The beautiful (at least in spirit, for I've never met her) and sharp and thoughtful lemming has recently learned that a sheep in New Zealand has been named after her. Was this, she asked, a compliment?

I bet it is a compliment. There is a sheep pasture outside my office window, and I find it quite calming to look at them as they move across the field. Sheep wool has provided me, and I assume many others lately, great pleasure in knitting, a service they have provided humans for thousands of years.

Those outside my window are naked, having just been sheared within the last week. There are new lambs, and in a few days they will all be running across the field, climbing over their mothers, all wrinkled and tall legged.

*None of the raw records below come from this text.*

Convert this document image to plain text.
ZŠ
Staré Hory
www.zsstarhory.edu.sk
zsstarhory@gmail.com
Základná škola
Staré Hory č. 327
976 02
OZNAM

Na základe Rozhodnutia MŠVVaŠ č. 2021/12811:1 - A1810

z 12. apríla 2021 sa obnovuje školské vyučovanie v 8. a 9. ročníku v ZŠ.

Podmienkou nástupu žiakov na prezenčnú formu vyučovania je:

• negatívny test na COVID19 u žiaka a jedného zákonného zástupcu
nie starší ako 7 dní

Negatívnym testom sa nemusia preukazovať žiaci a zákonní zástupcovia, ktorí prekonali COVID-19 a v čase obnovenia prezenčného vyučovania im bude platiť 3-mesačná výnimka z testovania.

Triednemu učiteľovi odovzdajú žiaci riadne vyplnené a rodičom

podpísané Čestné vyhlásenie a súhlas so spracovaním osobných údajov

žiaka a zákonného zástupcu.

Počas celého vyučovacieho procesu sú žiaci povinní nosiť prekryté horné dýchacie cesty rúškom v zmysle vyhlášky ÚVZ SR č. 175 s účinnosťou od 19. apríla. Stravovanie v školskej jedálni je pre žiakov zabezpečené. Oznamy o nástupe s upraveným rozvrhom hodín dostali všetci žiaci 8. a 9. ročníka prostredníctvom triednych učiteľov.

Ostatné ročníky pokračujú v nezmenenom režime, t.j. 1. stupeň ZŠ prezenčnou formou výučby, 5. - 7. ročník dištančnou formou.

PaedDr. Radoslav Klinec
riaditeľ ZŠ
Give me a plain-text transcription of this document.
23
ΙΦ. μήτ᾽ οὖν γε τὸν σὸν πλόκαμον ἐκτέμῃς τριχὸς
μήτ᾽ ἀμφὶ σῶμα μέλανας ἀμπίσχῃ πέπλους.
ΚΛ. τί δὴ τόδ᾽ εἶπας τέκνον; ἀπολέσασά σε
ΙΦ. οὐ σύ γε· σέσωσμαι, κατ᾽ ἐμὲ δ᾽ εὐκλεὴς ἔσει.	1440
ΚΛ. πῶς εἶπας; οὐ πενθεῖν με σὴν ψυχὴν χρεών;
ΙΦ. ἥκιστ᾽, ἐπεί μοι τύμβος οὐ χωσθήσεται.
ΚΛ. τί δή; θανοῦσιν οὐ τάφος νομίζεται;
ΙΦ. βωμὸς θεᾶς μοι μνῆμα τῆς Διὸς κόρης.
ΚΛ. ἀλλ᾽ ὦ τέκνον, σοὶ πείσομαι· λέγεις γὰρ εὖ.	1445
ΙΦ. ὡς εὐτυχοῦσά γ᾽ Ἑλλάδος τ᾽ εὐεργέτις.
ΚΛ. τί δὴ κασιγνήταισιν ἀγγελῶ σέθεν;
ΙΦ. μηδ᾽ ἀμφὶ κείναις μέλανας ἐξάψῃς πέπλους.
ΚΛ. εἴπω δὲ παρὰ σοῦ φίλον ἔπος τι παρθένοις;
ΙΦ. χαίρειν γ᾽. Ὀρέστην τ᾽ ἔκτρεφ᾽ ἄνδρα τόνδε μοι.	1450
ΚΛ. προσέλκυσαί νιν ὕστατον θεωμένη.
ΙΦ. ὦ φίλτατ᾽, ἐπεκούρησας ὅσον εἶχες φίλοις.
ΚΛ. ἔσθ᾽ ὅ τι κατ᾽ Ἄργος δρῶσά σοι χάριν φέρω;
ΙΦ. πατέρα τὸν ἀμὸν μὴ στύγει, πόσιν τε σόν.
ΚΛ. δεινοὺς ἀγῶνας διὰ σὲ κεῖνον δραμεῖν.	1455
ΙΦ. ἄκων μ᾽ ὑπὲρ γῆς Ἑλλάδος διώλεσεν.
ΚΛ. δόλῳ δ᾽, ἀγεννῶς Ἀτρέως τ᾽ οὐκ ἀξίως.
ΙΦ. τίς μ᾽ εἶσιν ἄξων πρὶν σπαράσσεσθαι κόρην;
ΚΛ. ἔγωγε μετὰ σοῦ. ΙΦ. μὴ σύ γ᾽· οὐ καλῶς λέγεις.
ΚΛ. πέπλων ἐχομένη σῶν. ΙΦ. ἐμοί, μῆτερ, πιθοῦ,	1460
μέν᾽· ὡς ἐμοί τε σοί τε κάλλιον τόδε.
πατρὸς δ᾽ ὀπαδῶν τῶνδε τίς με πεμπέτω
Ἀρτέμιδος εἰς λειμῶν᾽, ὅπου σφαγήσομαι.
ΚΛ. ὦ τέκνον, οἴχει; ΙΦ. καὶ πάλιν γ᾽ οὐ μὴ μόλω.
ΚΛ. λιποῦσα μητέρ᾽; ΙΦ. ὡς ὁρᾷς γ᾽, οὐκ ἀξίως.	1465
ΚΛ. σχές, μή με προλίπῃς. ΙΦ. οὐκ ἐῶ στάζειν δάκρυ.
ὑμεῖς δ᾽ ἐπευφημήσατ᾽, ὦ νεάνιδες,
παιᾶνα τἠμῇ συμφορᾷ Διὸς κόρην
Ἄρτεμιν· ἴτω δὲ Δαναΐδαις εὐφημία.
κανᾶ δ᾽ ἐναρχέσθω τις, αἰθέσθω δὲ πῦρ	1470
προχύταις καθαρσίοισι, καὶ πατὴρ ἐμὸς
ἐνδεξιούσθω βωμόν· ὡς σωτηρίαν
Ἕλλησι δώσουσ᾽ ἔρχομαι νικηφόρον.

Sheep, though, have -- how can I say this kindly -- a bit of an anti-intellectual streak. At least among the usual farm animals. They're probably smarter than chickens, but of course, the smelly pig has it all over the rest, in terms of intelligence. And yet, the pig for the most part lives a year or two, or ends up growing so large they can hardly walk, and the sheep, except those marketed for veal or middleeastern and Greek dishes, continues to eat grass, run in the field, and provide a soft coat year after year.

The chapel at General Theological Seminary in New York is named after the Good Shepherd. Over the altar is a traditional white marble statue of Jesus as a shepherd, and at his feet a healthy ewe is looking up at his face. Sheep actually do not look up. Anything that goes up higher than directly in front of them goes out of their sight.

1 comment:

lemming said...

(hugs Don)

Thank you. I'm fond of sheep, myself - there's something very wonderful about lambing, even after reading _All Creatures Great and Small_.